12 August 2008

I've often asked God's will for my life, and it seems that every time I started to hear His still, small voice, I instead filled my mind with my own voice and achievements and dreams that I desire to realize in my lifetime. The longer I follow this path though, the more I understand that even these achievements lose their luster if they are accomplished apart from the will of God. It is not that they somehow contradict God's plan, only that He is disappointed that you choose these over Him. I still believe that there is a lot of truth in the point that many in this world will try to give us roads to follow, under the premise that they represent God's will in our lives, but these are given an initial foothold in my life because my prayer life is not strong. I would not necessarily recognize what God has for me if it fell into my lap.

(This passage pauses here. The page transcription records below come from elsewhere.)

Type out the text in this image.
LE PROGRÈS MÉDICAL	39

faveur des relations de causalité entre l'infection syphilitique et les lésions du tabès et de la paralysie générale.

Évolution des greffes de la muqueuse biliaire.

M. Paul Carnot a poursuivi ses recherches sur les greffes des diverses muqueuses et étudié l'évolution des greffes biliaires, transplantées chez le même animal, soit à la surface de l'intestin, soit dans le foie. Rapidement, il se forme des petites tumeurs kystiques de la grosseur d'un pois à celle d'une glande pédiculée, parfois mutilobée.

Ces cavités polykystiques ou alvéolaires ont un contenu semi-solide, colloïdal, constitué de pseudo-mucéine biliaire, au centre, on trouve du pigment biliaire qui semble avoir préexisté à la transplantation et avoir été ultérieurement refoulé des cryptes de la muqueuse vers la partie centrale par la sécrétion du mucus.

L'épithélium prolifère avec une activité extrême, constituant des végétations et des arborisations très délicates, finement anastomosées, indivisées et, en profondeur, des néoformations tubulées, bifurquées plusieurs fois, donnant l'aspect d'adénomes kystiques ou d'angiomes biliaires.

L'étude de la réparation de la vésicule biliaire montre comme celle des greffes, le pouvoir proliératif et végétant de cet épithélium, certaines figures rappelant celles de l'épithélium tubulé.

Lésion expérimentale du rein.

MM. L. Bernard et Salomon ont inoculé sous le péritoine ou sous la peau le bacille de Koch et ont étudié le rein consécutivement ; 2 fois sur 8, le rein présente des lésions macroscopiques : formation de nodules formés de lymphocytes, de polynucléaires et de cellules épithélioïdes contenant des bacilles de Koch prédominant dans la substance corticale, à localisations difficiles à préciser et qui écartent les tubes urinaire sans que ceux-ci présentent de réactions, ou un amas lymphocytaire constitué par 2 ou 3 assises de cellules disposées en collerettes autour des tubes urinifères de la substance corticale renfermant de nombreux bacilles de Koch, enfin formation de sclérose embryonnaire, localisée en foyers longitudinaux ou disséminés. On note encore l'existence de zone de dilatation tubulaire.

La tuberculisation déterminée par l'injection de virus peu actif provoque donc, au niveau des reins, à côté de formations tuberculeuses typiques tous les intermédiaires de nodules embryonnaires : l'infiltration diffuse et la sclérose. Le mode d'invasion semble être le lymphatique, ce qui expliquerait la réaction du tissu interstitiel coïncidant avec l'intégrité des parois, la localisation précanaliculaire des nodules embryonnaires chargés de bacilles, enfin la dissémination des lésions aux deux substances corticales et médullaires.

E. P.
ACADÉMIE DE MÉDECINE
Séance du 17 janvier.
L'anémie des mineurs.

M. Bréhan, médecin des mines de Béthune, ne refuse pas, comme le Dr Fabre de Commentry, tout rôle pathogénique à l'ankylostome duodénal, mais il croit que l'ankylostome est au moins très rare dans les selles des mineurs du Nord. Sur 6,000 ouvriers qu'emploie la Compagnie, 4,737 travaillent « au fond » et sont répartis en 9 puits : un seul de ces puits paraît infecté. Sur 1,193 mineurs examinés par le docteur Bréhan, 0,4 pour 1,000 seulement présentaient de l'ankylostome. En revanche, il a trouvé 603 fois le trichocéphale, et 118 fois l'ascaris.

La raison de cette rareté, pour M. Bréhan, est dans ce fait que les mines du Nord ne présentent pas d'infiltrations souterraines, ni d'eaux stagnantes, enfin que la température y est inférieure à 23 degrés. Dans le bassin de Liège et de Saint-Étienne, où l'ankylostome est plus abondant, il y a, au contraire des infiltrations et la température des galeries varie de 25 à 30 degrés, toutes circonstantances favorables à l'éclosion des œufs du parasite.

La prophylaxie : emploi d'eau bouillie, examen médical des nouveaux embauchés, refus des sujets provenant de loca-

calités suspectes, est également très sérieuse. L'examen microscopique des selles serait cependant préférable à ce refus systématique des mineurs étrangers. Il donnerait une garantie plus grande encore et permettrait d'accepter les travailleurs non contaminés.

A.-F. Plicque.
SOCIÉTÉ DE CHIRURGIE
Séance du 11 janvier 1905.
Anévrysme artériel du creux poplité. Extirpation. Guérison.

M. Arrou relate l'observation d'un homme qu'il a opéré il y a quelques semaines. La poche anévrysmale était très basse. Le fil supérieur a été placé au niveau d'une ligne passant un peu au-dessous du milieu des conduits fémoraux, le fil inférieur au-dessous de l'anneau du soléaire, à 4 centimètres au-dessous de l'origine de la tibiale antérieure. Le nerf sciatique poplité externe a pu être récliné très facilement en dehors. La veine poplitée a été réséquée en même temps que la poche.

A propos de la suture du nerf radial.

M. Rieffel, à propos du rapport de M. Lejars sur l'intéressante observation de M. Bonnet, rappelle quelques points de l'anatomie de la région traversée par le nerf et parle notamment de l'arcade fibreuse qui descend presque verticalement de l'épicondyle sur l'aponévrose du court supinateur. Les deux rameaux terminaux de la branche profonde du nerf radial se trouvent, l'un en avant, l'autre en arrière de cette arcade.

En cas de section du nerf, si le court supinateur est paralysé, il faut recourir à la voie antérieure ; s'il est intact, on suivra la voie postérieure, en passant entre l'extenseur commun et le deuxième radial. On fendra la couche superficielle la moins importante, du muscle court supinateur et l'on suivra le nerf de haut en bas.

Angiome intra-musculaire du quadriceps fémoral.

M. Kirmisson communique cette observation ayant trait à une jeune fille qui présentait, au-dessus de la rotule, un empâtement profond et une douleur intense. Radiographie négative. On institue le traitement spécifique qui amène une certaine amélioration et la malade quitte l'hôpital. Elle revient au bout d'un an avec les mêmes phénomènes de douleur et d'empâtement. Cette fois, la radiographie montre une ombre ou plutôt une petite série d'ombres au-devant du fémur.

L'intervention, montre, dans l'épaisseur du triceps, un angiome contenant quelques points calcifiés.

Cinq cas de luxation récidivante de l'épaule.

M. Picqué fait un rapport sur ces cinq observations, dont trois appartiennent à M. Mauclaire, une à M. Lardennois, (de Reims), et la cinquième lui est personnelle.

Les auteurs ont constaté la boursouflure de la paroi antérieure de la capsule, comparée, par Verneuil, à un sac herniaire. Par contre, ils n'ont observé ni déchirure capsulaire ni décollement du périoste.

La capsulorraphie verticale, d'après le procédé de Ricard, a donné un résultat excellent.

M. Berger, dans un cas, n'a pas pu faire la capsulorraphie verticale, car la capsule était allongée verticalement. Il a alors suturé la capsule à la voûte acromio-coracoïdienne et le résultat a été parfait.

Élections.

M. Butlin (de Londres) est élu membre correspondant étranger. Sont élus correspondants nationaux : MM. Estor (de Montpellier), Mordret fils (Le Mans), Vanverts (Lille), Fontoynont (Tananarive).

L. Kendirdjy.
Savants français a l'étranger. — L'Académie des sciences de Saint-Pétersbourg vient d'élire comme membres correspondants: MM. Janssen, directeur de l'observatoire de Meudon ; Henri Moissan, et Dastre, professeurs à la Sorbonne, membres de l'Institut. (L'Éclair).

However I do feel that I could do some amazing things for the Church, or for the family institution, whichever God would have for me in this life. Now I am off to graduate school with a pit in my stomach and uncertainty plaguing my mind. Maybe this is normal, or maybe this is God subtly communicating that this is not where He would have me go. I believe that God does reach out and touch us in our lives. I have rediscovered a passion for Catholic apologetics as of late, in conversation with a beautiful young lady who does not share my Catholic faith, but instead follows a more evangelical tradition. In some ways I fear what is to come for us, as we will soon be many hundreds of miles apart, but at the same time I believe that we have a role to play in one another's lives, and though I do not yet know what that is, or how long it need last, I am willing to follow as far as it may go. This very relationship has helped me to let go of the reins, which I infrequently do, and allow for the will of God and time to take its course. She has taught me patience in a way no one else has ever been able to reach me. She shows me that God can create beauty in a way that is in accord with each one of our desires. She shows me that passion for life and uncertainty about it need not be mutually exclusive, and that it is okay and even good to nourish a plethora of relationships and friendships.

I think the tendency in seeking God's will, once we have decided to favor His over our own, is to think that His is the one directly opposite our own. But then are we not just choosing for ourselves again? It is funny business, and very difficult to discern the will of God for our lives; but it is also very worthwhile. And the longer I live the more apparent that truth becomes. God knows and loves us all very deeply, and wants only the best for our lives, in communion with what is good for His kingdom. Lord please open my heart to your will and give me the strength to follow it once I know its content.